Apenas quatro deputados aceitaram falar, e um, Bruno Covas (PSDB), respondeu via SMS enviado pela assessora de imprensa. A mensagem diz: “O deputado tem a seguinte opinião: acha que o tema deve ser discutido. Deve ser tema de debate. Por isso votou pela admissibilidade. Uma oportunidade para ouvir especialistas contrários e especialistas favoráveis à redução da maioridade. Desse modo, a comissão especial pode chegar a uma conclusão equilibrada e justa”.

Como antecipou esta matéria do site Vaidapé, Bruno foi um dos deputados a votar a favor da PEC que obtiveram financiamento de empresas possivelmente interessadas na privatização de presídios. Na prestação de contas divulgada pelo TSE, aparecem como doadoras a empresa Copseg Segurança e Vigilância Ltda. e Grandseg Segurança e Vigilância Ltda., com doação total de R$ 20 mil. Já o pastor evangélico João Campos (PSDB-GO) recebeu R$ 400 mil das empresas Gentleman Segurança Ltda. e Gentleman Serviços Eireli. Felipe Maia (DEM-RN) recebeu doações de R$ 100 mil da empresa Gocil Serviços de Vigilância e Segurança Ltda. E, de forma mais expressiva, o deputado Silas Câmara recebeu doações de R$ 200 mil de uma empresa chamada Umanizzare Gestão Prisional e Serviços Ltda., que também doou R$ 400 mil para sua esposa, Antonia Lúcia Câmara (PSC-AC) e R$ 150 mil para a filha, Gabriela Ramos Câmara (PTV-AC).

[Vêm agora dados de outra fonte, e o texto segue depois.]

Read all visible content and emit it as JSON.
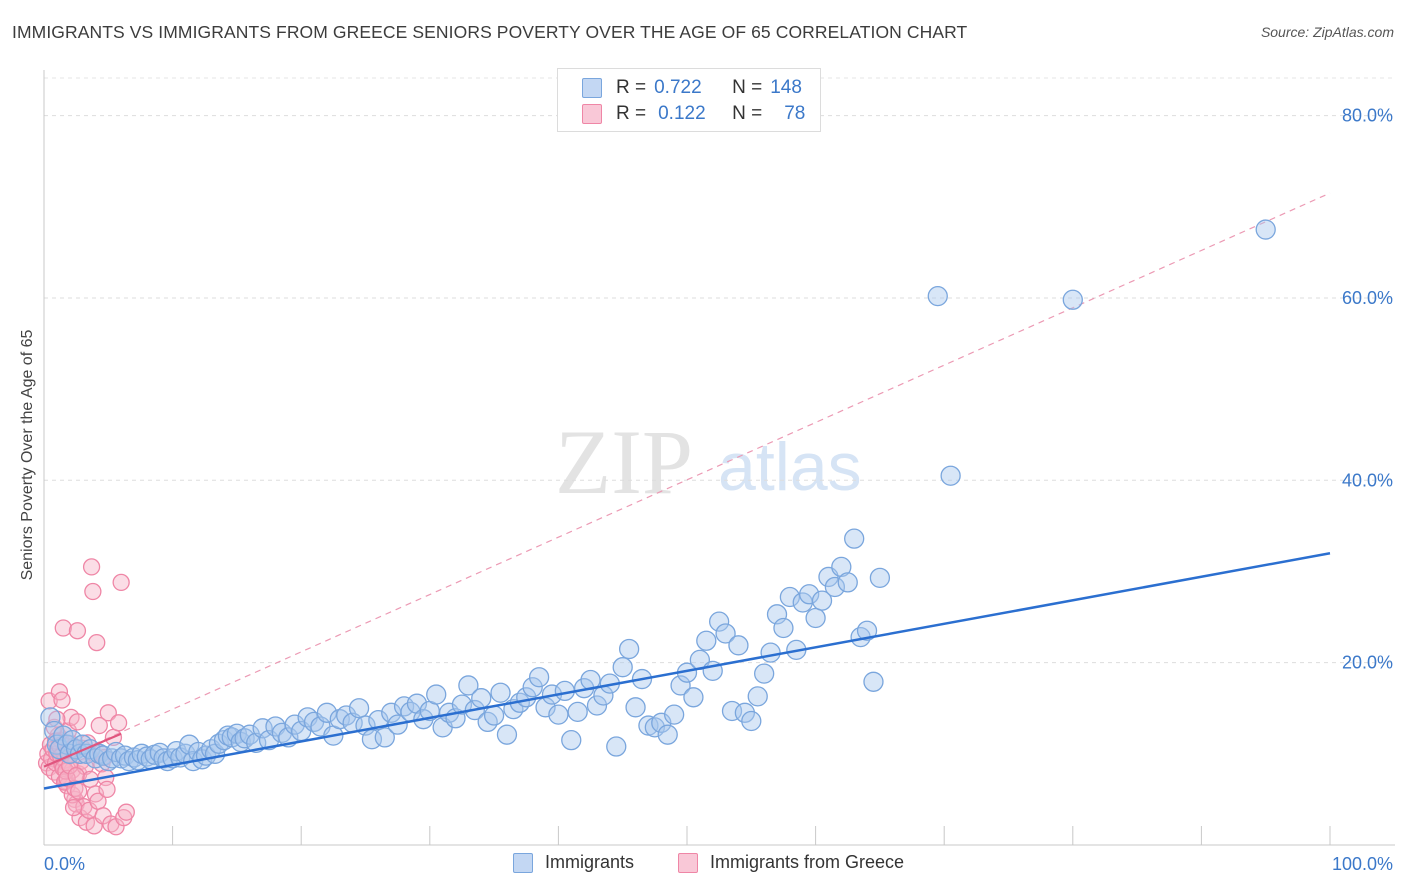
{
  "header": {
    "title": "IMMIGRANTS VS IMMIGRANTS FROM GREECE SENIORS POVERTY OVER THE AGE OF 65 CORRELATION CHART",
    "source": "Source: ZipAtlas.com"
  },
  "watermark": {
    "zip": "ZIP",
    "atlas": "atlas"
  },
  "legend_top": {
    "rows": [
      {
        "r_label": "R = ",
        "r_value": "0.722",
        "n_label": "N = ",
        "n_value": "148",
        "color": "#a9c7ee"
      },
      {
        "r_label": "R = ",
        "r_value": "0.122",
        "n_label": "N = ",
        "n_value": "78",
        "color": "#f6b3c8"
      }
    ]
  },
  "legend_bottom": {
    "items": [
      {
        "label": "Immigrants",
        "color": "#a9c7ee"
      },
      {
        "label": "Immigrants from Greece",
        "color": "#f6b3c8"
      }
    ]
  },
  "colors": {
    "blue_fill": "#a9c7ee",
    "blue_stroke": "#7aa6dd",
    "blue_line": "#2b6fd0",
    "pink_fill": "#f6b3c8",
    "pink_stroke": "#ef86a6",
    "pink_line": "#e0557e",
    "tick_text": "#3b78c9"
  },
  "chart_data": {
    "type": "scatter",
    "title": "IMMIGRANTS VS IMMIGRANTS FROM GREECE SENIORS POVERTY OVER THE AGE OF 65 CORRELATION CHART",
    "xlabel": "",
    "ylabel": "Seniors Poverty Over the Age of 65",
    "xlim": [
      0,
      100
    ],
    "ylim": [
      0,
      85
    ],
    "x_tick_labels": [
      "0.0%",
      "100.0%"
    ],
    "y_ticks": [
      20,
      40,
      60,
      80
    ],
    "y_tick_labels": [
      "20.0%",
      "40.0%",
      "60.0%",
      "80.0%"
    ],
    "grid": "horizontal dashed",
    "legend_position": "top-center",
    "series": [
      {
        "name": "Immigrants",
        "r": 0.722,
        "n": 148,
        "trend": {
          "x": [
            0,
            100
          ],
          "y": [
            6.2,
            32.0
          ],
          "style": "solid"
        },
        "points": [
          [
            0.5,
            14
          ],
          [
            0.8,
            12.5
          ],
          [
            1,
            11
          ],
          [
            1.2,
            10.5
          ],
          [
            1.5,
            12
          ],
          [
            1.8,
            11
          ],
          [
            2,
            10
          ],
          [
            2.2,
            11.5
          ],
          [
            2.5,
            10.5
          ],
          [
            2.8,
            10
          ],
          [
            3,
            11
          ],
          [
            3.3,
            10
          ],
          [
            3.6,
            10.5
          ],
          [
            4,
            9.5
          ],
          [
            4.3,
            10
          ],
          [
            4.6,
            9.8
          ],
          [
            5,
            9.2
          ],
          [
            5.3,
            9.5
          ],
          [
            5.6,
            10.2
          ],
          [
            6,
            9.5
          ],
          [
            6.3,
            9.8
          ],
          [
            6.6,
            9.2
          ],
          [
            7,
            9.6
          ],
          [
            7.3,
            9.3
          ],
          [
            7.6,
            10
          ],
          [
            8,
            9.7
          ],
          [
            8.3,
            9.4
          ],
          [
            8.6,
            9.9
          ],
          [
            9,
            10.1
          ],
          [
            9.3,
            9.5
          ],
          [
            9.6,
            9.2
          ],
          [
            10,
            9.5
          ],
          [
            10.3,
            10.3
          ],
          [
            10.6,
            9.6
          ],
          [
            11,
            10
          ],
          [
            11.3,
            11
          ],
          [
            11.6,
            9.2
          ],
          [
            12,
            10.2
          ],
          [
            12.3,
            9.4
          ],
          [
            12.6,
            9.8
          ],
          [
            13,
            10.5
          ],
          [
            13.3,
            10
          ],
          [
            13.6,
            11.1
          ],
          [
            14,
            11.5
          ],
          [
            14.3,
            12
          ],
          [
            14.6,
            11.8
          ],
          [
            15,
            12.2
          ],
          [
            15.3,
            11.3
          ],
          [
            15.6,
            11.7
          ],
          [
            16,
            12.1
          ],
          [
            16.5,
            11.2
          ],
          [
            17,
            12.8
          ],
          [
            17.5,
            11.5
          ],
          [
            18,
            13
          ],
          [
            18.5,
            12.3
          ],
          [
            19,
            11.8
          ],
          [
            19.5,
            13.2
          ],
          [
            20,
            12.5
          ],
          [
            20.5,
            14
          ],
          [
            21,
            13.5
          ],
          [
            21.5,
            13
          ],
          [
            22,
            14.5
          ],
          [
            22.5,
            12
          ],
          [
            23,
            13.8
          ],
          [
            23.5,
            14.2
          ],
          [
            24,
            13.4
          ],
          [
            24.5,
            15
          ],
          [
            25,
            13.1
          ],
          [
            25.5,
            11.6
          ],
          [
            26,
            13.7
          ],
          [
            26.5,
            11.8
          ],
          [
            27,
            14.5
          ],
          [
            27.5,
            13.2
          ],
          [
            28,
            15.2
          ],
          [
            28.5,
            14.6
          ],
          [
            29,
            15.5
          ],
          [
            29.5,
            13.8
          ],
          [
            30,
            14.7
          ],
          [
            30.5,
            16.5
          ],
          [
            31,
            12.9
          ],
          [
            31.5,
            14.5
          ],
          [
            32,
            13.9
          ],
          [
            32.5,
            15.4
          ],
          [
            33,
            17.5
          ],
          [
            33.5,
            14.8
          ],
          [
            34,
            16.1
          ],
          [
            34.5,
            13.5
          ],
          [
            35,
            14.2
          ],
          [
            35.5,
            16.7
          ],
          [
            36,
            12.1
          ],
          [
            36.5,
            14.9
          ],
          [
            37,
            15.6
          ],
          [
            37.5,
            16.2
          ],
          [
            38,
            17.3
          ],
          [
            38.5,
            18.4
          ],
          [
            39,
            15.1
          ],
          [
            39.5,
            16.5
          ],
          [
            40,
            14.3
          ],
          [
            40.5,
            16.9
          ],
          [
            41,
            11.5
          ],
          [
            41.5,
            14.6
          ],
          [
            42,
            17.2
          ],
          [
            42.5,
            18.1
          ],
          [
            43,
            15.3
          ],
          [
            43.5,
            16.4
          ],
          [
            44,
            17.7
          ],
          [
            44.5,
            10.8
          ],
          [
            45,
            19.5
          ],
          [
            45.5,
            21.5
          ],
          [
            46,
            15.1
          ],
          [
            46.5,
            18.2
          ],
          [
            47,
            13.1
          ],
          [
            47.5,
            12.9
          ],
          [
            48,
            13.4
          ],
          [
            48.5,
            12.1
          ],
          [
            49,
            14.3
          ],
          [
            49.5,
            17.5
          ],
          [
            50,
            18.9
          ],
          [
            50.5,
            16.2
          ],
          [
            51,
            20.3
          ],
          [
            51.5,
            22.4
          ],
          [
            52,
            19.1
          ],
          [
            52.5,
            24.5
          ],
          [
            53,
            23.2
          ],
          [
            53.5,
            14.7
          ],
          [
            54,
            21.9
          ],
          [
            54.5,
            14.5
          ],
          [
            55,
            13.6
          ],
          [
            55.5,
            16.3
          ],
          [
            56,
            18.8
          ],
          [
            56.5,
            21.1
          ],
          [
            57,
            25.3
          ],
          [
            57.5,
            23.8
          ],
          [
            58,
            27.2
          ],
          [
            58.5,
            21.4
          ],
          [
            59,
            26.6
          ],
          [
            59.5,
            27.5
          ],
          [
            60,
            24.9
          ],
          [
            60.5,
            26.8
          ],
          [
            61,
            29.4
          ],
          [
            61.5,
            28.3
          ],
          [
            62,
            30.5
          ],
          [
            62.5,
            28.8
          ],
          [
            63,
            33.6
          ],
          [
            63.5,
            22.8
          ],
          [
            64,
            23.5
          ],
          [
            64.5,
            17.9
          ],
          [
            65,
            29.3
          ],
          [
            70.5,
            40.5
          ],
          [
            69.5,
            60.2
          ],
          [
            80,
            59.8
          ],
          [
            95,
            67.5
          ]
        ]
      },
      {
        "name": "Immigrants from Greece",
        "r": 0.122,
        "n": 78,
        "trend": {
          "x": [
            0,
            6
          ],
          "y": [
            8.6,
            12.2
          ],
          "style": "solid"
        },
        "points": [
          [
            0.2,
            9
          ],
          [
            0.3,
            10
          ],
          [
            0.4,
            8.5
          ],
          [
            0.5,
            11
          ],
          [
            0.6,
            9.5
          ],
          [
            0.7,
            10.5
          ],
          [
            0.8,
            8
          ],
          [
            0.9,
            9
          ],
          [
            1,
            10
          ],
          [
            1.1,
            12
          ],
          [
            1.2,
            7.5
          ],
          [
            1.3,
            11.5
          ],
          [
            1.4,
            8.8
          ],
          [
            1.5,
            10.2
          ],
          [
            1.6,
            9.3
          ],
          [
            1.7,
            7
          ],
          [
            1.8,
            6.5
          ],
          [
            1.9,
            12.5
          ],
          [
            2,
            9.8
          ],
          [
            2.1,
            14
          ],
          [
            2.2,
            8.2
          ],
          [
            2.3,
            10.8
          ],
          [
            2.4,
            5
          ],
          [
            2.5,
            4.5
          ],
          [
            2.6,
            13.5
          ],
          [
            2.7,
            7.8
          ],
          [
            2.8,
            3
          ],
          [
            2.9,
            9.2
          ],
          [
            3,
            10.6
          ],
          [
            3.1,
            4.2
          ],
          [
            3.2,
            8.6
          ],
          [
            3.3,
            2.5
          ],
          [
            3.4,
            11.2
          ],
          [
            3.5,
            3.8
          ],
          [
            3.6,
            7.2
          ],
          [
            3.7,
            30.5
          ],
          [
            3.8,
            27.8
          ],
          [
            3.9,
            2.1
          ],
          [
            4,
            5.6
          ],
          [
            4.1,
            22.2
          ],
          [
            4.2,
            4.8
          ],
          [
            4.3,
            13.1
          ],
          [
            4.4,
            10.1
          ],
          [
            4.5,
            8.9
          ],
          [
            4.6,
            3.2
          ],
          [
            4.7,
            9.6
          ],
          [
            4.8,
            7.4
          ],
          [
            4.9,
            6.1
          ],
          [
            5,
            14.5
          ],
          [
            5.2,
            2.3
          ],
          [
            5.4,
            11.8
          ],
          [
            5.6,
            2.0
          ],
          [
            5.8,
            13.4
          ],
          [
            6,
            28.8
          ],
          [
            6.2,
            3.0
          ],
          [
            6.4,
            3.6
          ],
          [
            0.4,
            15.8
          ],
          [
            1.2,
            16.8
          ],
          [
            1.4,
            15.9
          ],
          [
            1.5,
            23.8
          ],
          [
            2.6,
            23.5
          ],
          [
            0.8,
            12.9
          ],
          [
            0.9,
            11.4
          ],
          [
            1.0,
            13.8
          ],
          [
            1.2,
            10.9
          ],
          [
            1.3,
            9.7
          ],
          [
            1.5,
            8.4
          ],
          [
            1.6,
            6.9
          ],
          [
            1.7,
            8.1
          ],
          [
            1.8,
            7.3
          ],
          [
            1.9,
            9.9
          ],
          [
            2.0,
            8.7
          ],
          [
            2.1,
            11.1
          ],
          [
            2.2,
            5.5
          ],
          [
            2.3,
            4.1
          ],
          [
            2.4,
            6.2
          ],
          [
            2.5,
            7.6
          ],
          [
            2.7,
            5.9
          ]
        ]
      }
    ],
    "reference_line": {
      "x": [
        0,
        100
      ],
      "y": [
        8.6,
        71.5
      ],
      "style": "dashed"
    }
  }
}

A empresa gere presídios privatizados e é responsável pela administração de seis unidades prisionais só no Amazonas, estado do deputado. No Tocantins, ela administra outras duas unidades. A empresa administra também uma unidade no Mato Grosso em parceria com outras empresas e o Estado (PPP). Procuramos Silas Câmara em seu gabinete e através de inúmeras ligações, mas não conseguimos entrevistá-lo.

Felipe Maia foi o único entre os deputados citados acima a receber a Pública em seu gabinete. O deputado disse que não acredita que a redução da maioridade penal seja a solução para a segurança pública no Brasil, “longe disso”, mas que esta se justifica “pelo número de criminosos ou de jovens delinquentes que hoje têm como realidade a pena socioeducativa de três anos sem registro do delito”. Questionado sobre qual seria o plano para abrigá-los no sistema penitenciário, ele foi claro: “Eu sempre defendi e defendo a privatização do sistema prisional porque acho que o Estado não tem condições de arcar com os custos. Existe a possibilidade de transformar os presídios em empresas em que você cobra do concessionário a ressocialização do preso, a não fuga, a não entrada de celulares. Aquilo tem que dar lucro”. E continua: “Como você vai deixar solto um jovem que mata um pai de família porque o sistema prisional está falido? Vamos resolver os presídios!”. Ele atribui a volta da PEC à “coragem do presidente da casa, Eduardo Cunha, em trazer matérias polêmicas como a terceirização, a reforma política e a redução da maioridade”.